Journée d'étude "Les études sahéliennes sans œillères : regards critiques et pluridisciplinaires"

Cette journée d'étude se tiendra le Mardi 10 décembre 2024 à l'auditorium Dumézil, Maison de la Recherche, Paris.
Maison en forme d'obus
Maison du peuple Mousgoum en forme d'obus à la province de l'Extrême Nord au Cameroun © Wikipédia‎

Le Sahel, désigné « arc de crise » dans le Livre Blanc de la république française de 2008 (Foucher, 2012), est une région dont la complexité tend à échapper au terme de « crise », qui, précisément, selon Morin (2012) « au lieu d’éveiller, contribue à endormir ». En effet, appliqué à toutes les composantes de la vie (crises politiques, économiques, religieuses, migratoires, alimentaires et démographiques), les discours médiatiques, politiques, mais aussi les recherches scientifiques, et, partant, les représentations sur le Sahel, connaissent aujourd’hui une véritable polarisation autour des crises, laquelle polarisation occulte immanquablement les réalités du terrain. Lorsqu’on examine par exemple les thèses soutenues sur la question du Sahel en 2023 en France[1], celles-ci concernent, à quelques exceptions près, les sciences économiques, politiques et environnementales, avec pour thème prédominant, la crise. Ainsi, assiste-t-on à une sorte d’amplification, par les acteurs politiques, médiatiques et scientifiques, de la pensée unique. 

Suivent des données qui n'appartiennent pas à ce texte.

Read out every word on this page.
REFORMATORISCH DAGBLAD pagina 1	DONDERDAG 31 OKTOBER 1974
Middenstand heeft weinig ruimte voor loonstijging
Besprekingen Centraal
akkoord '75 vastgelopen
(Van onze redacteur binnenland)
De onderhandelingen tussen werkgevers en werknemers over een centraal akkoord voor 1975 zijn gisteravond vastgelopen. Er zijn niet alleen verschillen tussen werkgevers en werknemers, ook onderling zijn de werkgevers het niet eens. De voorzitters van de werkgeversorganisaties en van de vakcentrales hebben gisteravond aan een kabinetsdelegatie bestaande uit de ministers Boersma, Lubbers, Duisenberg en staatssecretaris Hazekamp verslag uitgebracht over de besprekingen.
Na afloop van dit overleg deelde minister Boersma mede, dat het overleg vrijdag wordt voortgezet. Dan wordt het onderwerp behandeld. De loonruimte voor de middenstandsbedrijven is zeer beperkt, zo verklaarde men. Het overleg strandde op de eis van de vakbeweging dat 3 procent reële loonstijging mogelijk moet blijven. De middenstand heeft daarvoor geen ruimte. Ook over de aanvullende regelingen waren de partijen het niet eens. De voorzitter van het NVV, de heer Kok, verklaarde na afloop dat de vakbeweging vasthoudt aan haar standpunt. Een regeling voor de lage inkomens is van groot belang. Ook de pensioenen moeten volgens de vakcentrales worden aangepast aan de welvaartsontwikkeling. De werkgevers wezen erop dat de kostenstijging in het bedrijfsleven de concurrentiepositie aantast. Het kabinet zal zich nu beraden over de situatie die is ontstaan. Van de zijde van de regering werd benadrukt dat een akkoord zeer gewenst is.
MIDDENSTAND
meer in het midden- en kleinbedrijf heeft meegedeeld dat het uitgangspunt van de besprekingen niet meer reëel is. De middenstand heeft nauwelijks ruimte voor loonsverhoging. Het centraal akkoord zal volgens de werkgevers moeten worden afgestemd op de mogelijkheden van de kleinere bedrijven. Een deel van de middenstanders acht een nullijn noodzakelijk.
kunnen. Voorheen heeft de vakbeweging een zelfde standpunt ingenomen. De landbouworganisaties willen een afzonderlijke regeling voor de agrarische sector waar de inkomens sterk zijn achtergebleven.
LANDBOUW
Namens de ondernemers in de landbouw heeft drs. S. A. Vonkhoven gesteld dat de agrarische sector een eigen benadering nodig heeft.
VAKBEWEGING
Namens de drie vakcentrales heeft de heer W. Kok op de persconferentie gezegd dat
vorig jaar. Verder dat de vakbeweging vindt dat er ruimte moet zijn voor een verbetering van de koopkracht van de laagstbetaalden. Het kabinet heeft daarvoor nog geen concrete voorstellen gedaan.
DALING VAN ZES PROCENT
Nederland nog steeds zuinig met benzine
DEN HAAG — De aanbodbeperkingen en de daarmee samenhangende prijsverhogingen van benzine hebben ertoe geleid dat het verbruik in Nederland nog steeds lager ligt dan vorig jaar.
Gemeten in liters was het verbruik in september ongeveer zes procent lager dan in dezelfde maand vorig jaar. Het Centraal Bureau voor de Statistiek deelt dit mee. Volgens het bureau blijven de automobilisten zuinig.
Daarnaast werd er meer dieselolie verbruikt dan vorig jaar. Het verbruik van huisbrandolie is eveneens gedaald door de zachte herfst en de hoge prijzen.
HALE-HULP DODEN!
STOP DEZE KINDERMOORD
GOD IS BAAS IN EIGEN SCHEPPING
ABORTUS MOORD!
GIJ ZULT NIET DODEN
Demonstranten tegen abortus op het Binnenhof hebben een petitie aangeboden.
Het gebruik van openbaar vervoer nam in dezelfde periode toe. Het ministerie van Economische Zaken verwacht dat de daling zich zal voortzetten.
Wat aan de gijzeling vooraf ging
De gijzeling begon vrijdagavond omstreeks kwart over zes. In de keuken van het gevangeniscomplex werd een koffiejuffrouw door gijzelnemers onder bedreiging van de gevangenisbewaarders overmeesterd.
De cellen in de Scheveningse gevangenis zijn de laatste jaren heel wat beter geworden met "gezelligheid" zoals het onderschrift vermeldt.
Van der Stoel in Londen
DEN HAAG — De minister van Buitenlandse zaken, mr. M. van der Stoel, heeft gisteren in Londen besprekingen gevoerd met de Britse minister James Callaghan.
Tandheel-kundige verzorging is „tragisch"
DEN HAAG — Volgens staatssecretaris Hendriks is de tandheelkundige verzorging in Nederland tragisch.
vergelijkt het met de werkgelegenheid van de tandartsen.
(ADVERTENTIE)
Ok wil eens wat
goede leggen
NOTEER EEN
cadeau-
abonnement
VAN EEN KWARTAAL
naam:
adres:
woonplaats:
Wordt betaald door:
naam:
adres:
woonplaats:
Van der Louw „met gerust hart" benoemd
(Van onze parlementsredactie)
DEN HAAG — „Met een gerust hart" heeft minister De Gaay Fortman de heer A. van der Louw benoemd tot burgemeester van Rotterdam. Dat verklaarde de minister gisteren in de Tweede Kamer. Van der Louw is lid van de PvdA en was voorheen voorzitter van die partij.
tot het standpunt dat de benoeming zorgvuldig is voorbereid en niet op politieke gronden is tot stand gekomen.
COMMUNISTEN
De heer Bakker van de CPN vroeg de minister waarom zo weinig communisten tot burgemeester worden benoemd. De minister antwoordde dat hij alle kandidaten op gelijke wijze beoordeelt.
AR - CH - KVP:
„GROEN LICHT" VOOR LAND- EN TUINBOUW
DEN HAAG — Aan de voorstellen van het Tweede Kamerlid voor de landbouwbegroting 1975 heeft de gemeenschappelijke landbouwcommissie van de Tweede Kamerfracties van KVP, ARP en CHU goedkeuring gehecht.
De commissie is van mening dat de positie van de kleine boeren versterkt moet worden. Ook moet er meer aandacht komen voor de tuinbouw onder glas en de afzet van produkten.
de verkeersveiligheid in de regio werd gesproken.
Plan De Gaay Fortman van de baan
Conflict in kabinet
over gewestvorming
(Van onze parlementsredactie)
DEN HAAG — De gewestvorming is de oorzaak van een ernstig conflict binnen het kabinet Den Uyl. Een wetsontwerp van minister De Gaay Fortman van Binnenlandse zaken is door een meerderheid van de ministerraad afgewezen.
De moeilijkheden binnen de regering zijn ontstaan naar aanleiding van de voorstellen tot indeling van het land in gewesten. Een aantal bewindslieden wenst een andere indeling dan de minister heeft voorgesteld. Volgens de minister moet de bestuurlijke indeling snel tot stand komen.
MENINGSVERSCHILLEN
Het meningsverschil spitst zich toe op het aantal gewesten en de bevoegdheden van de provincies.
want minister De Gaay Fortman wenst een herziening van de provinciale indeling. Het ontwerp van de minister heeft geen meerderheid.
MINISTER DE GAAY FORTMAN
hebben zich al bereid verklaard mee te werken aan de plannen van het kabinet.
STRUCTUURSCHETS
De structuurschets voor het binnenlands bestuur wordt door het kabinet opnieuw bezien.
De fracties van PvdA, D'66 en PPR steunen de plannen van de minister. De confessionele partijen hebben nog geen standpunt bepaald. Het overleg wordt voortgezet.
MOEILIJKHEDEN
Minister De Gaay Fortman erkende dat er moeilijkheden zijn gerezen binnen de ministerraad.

Pour Bonnecase et Brachet (2013), ce paradigme est lié au contexte d’inaccessibilité du terrain décrétée par nombre d’institutions scientifiques et diplomatiques, le résultat étant une « production croissante d’expertises reposant sur des points de vue distants sur le Sahel, et une raréfaction des travaux reposant sur une base empirique ».  Or, comme le précisent ces deux auteurs, « les manifestations de crise même les plus patentes ne sauraient être comprises dans leur complexité dès lors qu’elles sont appréhendées isolément, comme si elles faisaient sens en elles-mêmes ou qu’elles marquaient une nette rupture nécessairement par rapport à leur environnement ordinaire, social et historique ». D’où la nécessité, non seulement d’une pluralité de lieux d’énonciation, qui, en termes décolonial et postcolonial, correspondent aux lieux depuis lesquels la connaissance est produite, mais aussi d’une diversité d’approches disciplinaires. 

Par exemple, Lefebvre (2015) a démontré en étudiant les pratiques de scarifications au Sahel central au XIXe siècle que, contrairement aux discours coloniaux dans lesquels ces pratiques apparaissent comme usages figés et immuables par lesquels on aurait toujours, et de la même manière, figure l’ethnie sur la peau, les scarifications sont en réalité le reflet de parcours de vies s’inscrivant dans des procédés d’identification des individus. 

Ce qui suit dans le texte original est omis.